AI and Technology Angle
Cadence's supervised AI agents occupy a deliberate middle position in the healthAI landscape — more autonomous than conventional remote patient monitoring tools but subject to clinician oversight that limits regulatory and liability exposure under current frameworks. The agents ingest daily biometric data, apply risk stratification models, and surface recommended interventions to care teams, who retain final decision authority.
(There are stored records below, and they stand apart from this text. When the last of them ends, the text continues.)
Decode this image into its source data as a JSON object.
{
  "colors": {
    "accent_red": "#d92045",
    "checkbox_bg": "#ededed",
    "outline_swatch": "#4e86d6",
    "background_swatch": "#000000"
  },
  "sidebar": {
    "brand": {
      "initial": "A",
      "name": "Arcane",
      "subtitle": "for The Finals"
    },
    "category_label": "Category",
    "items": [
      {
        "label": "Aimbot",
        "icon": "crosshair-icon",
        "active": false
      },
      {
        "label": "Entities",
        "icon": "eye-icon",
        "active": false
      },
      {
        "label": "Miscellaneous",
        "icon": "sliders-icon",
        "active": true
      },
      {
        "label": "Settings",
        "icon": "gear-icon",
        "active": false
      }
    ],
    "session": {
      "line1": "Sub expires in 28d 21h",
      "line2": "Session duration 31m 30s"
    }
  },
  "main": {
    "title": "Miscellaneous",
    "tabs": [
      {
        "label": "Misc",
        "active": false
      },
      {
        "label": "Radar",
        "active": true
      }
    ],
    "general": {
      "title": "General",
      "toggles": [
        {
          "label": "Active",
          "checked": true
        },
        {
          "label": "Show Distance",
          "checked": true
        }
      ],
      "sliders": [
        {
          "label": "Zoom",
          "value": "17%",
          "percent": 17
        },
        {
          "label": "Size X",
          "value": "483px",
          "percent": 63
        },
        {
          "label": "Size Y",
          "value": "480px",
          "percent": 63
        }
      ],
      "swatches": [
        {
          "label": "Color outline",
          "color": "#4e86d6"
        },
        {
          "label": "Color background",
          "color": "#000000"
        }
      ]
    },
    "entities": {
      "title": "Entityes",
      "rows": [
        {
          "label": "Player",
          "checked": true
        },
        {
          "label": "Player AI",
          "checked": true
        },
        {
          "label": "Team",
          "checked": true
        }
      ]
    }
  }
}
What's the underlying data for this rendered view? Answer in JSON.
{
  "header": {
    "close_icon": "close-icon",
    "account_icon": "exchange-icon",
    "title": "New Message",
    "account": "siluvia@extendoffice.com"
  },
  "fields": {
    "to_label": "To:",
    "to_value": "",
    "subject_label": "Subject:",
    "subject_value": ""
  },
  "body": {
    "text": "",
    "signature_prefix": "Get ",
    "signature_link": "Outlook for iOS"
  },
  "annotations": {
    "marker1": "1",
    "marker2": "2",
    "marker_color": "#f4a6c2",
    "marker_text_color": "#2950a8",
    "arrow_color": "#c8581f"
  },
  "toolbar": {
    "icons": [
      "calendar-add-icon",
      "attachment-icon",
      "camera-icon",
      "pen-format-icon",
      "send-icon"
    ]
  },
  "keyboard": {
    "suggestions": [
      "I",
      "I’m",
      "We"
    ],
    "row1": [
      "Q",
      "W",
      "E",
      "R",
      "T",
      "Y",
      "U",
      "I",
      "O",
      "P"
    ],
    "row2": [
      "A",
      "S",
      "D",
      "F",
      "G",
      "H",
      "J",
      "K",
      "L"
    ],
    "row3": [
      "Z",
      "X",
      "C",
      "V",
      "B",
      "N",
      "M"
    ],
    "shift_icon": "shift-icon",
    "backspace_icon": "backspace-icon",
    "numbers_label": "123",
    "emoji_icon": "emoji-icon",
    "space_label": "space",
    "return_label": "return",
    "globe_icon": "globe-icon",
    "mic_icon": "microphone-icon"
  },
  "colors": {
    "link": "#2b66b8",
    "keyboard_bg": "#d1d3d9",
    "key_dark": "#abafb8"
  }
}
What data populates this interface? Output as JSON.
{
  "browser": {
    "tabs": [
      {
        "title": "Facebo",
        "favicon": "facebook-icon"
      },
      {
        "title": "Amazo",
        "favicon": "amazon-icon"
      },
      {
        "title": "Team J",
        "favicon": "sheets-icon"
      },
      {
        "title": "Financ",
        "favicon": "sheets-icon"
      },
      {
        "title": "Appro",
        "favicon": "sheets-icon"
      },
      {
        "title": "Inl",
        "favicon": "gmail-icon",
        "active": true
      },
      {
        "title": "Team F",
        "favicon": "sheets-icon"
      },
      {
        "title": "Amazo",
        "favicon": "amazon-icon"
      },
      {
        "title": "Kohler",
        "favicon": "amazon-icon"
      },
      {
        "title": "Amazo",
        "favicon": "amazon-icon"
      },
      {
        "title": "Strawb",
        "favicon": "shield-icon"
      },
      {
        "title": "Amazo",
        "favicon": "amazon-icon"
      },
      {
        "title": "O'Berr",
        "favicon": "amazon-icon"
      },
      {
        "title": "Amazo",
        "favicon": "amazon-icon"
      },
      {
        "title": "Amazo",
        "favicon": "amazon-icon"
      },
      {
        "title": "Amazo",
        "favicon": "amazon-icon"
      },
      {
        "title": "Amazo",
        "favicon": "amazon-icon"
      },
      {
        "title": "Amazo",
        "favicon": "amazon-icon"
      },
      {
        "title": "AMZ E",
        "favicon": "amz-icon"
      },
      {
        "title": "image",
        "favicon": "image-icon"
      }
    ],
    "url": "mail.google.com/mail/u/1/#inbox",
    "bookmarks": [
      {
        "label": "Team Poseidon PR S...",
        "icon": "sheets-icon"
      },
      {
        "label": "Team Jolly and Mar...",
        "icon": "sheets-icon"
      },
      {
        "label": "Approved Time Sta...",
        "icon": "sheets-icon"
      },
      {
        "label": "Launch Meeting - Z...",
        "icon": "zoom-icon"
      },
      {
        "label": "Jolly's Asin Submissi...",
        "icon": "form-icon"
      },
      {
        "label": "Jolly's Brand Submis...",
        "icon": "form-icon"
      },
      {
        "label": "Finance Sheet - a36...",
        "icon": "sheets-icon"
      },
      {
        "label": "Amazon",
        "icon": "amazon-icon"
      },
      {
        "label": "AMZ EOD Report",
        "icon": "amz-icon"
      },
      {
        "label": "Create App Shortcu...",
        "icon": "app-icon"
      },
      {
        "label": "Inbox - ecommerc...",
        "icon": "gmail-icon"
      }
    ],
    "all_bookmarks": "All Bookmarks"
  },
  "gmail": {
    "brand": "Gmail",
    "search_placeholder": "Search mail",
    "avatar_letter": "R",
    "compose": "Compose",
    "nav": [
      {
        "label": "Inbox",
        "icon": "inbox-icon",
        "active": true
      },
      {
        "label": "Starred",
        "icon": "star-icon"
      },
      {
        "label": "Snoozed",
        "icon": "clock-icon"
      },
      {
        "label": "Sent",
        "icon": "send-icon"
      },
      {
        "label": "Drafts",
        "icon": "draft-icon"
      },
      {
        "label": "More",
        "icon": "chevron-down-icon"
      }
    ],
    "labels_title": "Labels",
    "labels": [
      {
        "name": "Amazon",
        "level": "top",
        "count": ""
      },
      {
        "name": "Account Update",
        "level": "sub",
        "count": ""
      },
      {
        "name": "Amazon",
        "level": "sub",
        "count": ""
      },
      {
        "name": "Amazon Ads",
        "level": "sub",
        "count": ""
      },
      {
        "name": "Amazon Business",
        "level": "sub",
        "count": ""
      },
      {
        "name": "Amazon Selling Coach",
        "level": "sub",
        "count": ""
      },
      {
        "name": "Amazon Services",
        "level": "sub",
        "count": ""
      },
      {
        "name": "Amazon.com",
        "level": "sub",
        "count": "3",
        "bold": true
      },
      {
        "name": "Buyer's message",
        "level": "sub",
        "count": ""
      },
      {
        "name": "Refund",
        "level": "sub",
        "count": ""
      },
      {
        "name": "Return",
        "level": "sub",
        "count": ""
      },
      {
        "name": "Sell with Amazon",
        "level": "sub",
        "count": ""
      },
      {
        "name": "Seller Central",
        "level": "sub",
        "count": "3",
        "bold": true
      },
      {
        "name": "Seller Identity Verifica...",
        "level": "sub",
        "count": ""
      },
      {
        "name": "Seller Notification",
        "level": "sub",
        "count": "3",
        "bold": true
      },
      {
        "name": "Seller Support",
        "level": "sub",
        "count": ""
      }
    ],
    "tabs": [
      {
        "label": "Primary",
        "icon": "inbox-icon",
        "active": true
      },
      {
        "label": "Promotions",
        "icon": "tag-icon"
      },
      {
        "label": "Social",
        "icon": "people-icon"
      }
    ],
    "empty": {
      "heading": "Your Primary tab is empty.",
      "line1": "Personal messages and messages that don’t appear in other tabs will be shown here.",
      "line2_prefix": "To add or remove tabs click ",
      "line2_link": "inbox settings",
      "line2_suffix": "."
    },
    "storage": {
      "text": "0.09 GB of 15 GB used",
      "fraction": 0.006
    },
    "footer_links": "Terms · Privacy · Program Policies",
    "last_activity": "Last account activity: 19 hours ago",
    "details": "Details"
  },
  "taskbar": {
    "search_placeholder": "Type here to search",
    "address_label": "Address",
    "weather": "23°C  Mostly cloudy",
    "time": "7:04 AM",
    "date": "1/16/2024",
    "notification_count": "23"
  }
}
That architecture has allowed Cadence to scale without triggering the FDA's more stringent pathways for fully autonomous clinical decision support. As AI capabilities advance and regulators develop clearer guidance for agentic health applications, the company's supervised model positions it to expand agent autonomy incrementally — a structural advantage over platforms that began with fully manual workflows and must redesign systems to accommodate automation.
What Comes Next
Cadence will deploy the new capital across three priorities: expanding into additional health systems, advancing AI agent capabilities, and accelerating growth within value-based care contracts where payers and providers share downside risk on total cost of care. Value-based arrangements are particularly favorable for Cadence's model; savings generated per patient translate directly into revenue rather than simply reducing fee-for-service volume, creating a durable alignment of financial incentives between the company and its health system partners.
Outlook
Cadence enters the second half of 2026 with a scaled patient base, strong revenue momentum, and a syndicate that blends financial and strategic capital. Its ability to demonstrate peer-reviewed clinical outcomes alongside system-level cost reductions positions it favorably as health systems face intensifying pressure to manage chronic disease populations more efficiently within constrained operating budgets. Near-term growth will hinge on converting new health system affiliations into active patient volumes and on broadening penetration within value-based care arrangements where the platform's Medicare savings proposition is most directly monetizable.